Thelowquietsea · 03/06/2019 19:45

Ok, in response:

@Cansu, what's the problem here? At what point have I said he isn't the problem? At no point. The teacher has not been gentle. The other points she made are not excusing him. Why do you feel the need to tell me /preach to me things that I have already clearly stated?

To the others

  • we really have tried to nip it in the bud. We have tried, tried, tried. I'm very aware it's disrespectful. I hate it. He knows it.

The problem is that it's not just curious questions. it's talking to other kids, so posting the questions on the board, for example, doesn't necessarily translate.

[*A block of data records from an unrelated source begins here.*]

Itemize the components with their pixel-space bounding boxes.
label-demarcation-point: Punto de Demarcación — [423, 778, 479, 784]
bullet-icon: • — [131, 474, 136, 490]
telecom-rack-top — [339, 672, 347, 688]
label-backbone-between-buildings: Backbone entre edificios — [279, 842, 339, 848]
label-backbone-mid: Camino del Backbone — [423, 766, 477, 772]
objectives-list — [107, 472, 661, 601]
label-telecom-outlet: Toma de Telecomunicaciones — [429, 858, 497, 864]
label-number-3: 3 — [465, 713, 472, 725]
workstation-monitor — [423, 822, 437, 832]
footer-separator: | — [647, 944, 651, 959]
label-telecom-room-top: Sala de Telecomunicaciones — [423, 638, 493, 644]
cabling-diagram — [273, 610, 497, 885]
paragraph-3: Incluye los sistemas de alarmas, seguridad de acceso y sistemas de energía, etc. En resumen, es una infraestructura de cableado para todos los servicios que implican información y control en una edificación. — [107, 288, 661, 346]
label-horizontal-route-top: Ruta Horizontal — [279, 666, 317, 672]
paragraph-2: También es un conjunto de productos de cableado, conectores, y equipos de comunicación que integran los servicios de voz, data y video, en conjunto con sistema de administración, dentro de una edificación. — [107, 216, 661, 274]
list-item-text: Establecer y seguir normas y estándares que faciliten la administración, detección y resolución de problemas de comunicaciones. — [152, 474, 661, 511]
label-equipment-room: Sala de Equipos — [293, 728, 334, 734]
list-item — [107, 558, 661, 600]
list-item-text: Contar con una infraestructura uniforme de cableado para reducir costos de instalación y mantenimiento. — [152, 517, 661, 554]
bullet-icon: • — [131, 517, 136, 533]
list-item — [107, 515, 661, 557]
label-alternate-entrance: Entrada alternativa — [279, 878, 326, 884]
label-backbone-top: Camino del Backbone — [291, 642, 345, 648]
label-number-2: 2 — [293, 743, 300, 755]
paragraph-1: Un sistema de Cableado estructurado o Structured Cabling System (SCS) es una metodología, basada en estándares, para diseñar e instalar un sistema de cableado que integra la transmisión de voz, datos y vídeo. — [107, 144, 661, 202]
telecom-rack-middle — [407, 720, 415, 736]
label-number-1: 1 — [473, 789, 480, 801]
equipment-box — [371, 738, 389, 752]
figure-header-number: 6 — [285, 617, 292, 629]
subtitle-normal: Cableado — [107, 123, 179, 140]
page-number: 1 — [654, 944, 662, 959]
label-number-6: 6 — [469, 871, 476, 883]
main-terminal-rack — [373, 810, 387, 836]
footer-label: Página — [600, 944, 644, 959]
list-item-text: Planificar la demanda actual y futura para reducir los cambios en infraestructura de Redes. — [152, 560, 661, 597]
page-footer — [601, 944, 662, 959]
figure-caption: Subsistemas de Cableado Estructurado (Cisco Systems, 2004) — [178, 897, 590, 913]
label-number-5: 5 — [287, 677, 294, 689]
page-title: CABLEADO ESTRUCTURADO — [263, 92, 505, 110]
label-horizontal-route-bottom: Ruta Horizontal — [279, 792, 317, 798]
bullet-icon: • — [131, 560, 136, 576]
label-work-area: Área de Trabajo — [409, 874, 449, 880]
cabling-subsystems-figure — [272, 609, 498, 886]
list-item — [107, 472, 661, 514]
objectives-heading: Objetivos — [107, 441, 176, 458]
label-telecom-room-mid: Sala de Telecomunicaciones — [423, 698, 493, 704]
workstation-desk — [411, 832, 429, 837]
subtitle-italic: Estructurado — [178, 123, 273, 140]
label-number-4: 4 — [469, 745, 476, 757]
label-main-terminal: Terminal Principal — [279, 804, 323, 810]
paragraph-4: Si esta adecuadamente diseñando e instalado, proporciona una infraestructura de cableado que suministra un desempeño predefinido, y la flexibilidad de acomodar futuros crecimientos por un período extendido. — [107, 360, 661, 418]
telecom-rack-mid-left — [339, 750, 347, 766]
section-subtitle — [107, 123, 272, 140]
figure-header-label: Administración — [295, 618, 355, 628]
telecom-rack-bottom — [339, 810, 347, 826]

I love the tickets idea but I have a feeling they won't implement any new reward/incentive programme unless it's school wide.

OP posts:
Thingsdogetbetter · 03/06/2019 19:48

Pointless questions? Sorry, but i hate that title. Kids will stop asking questions if you humiliate them! They'll stop asking any questions. Even the ones that help them understand the lesson.! 'Off topic questions' or 'rushed questions' maybe, but calling any question pointless is against why I believe teaching is all about.

Prestia · 03/06/2019 19:49

Have you tried a behaviour book? Split the day into three parts, he has to get three greens/ three smiley faces for each part of the day.

He brings it home to you and you sign it every night. Can be converted into a reward if you like.

cake7pn · 03/06/2019 19:49

I was very, very chatty in class - moved around to stop disrupting other students. Could she give him more challenging work? Sometimes I found the work pointless, at that age it didn't even cross my mind that other students might need to concentrate more.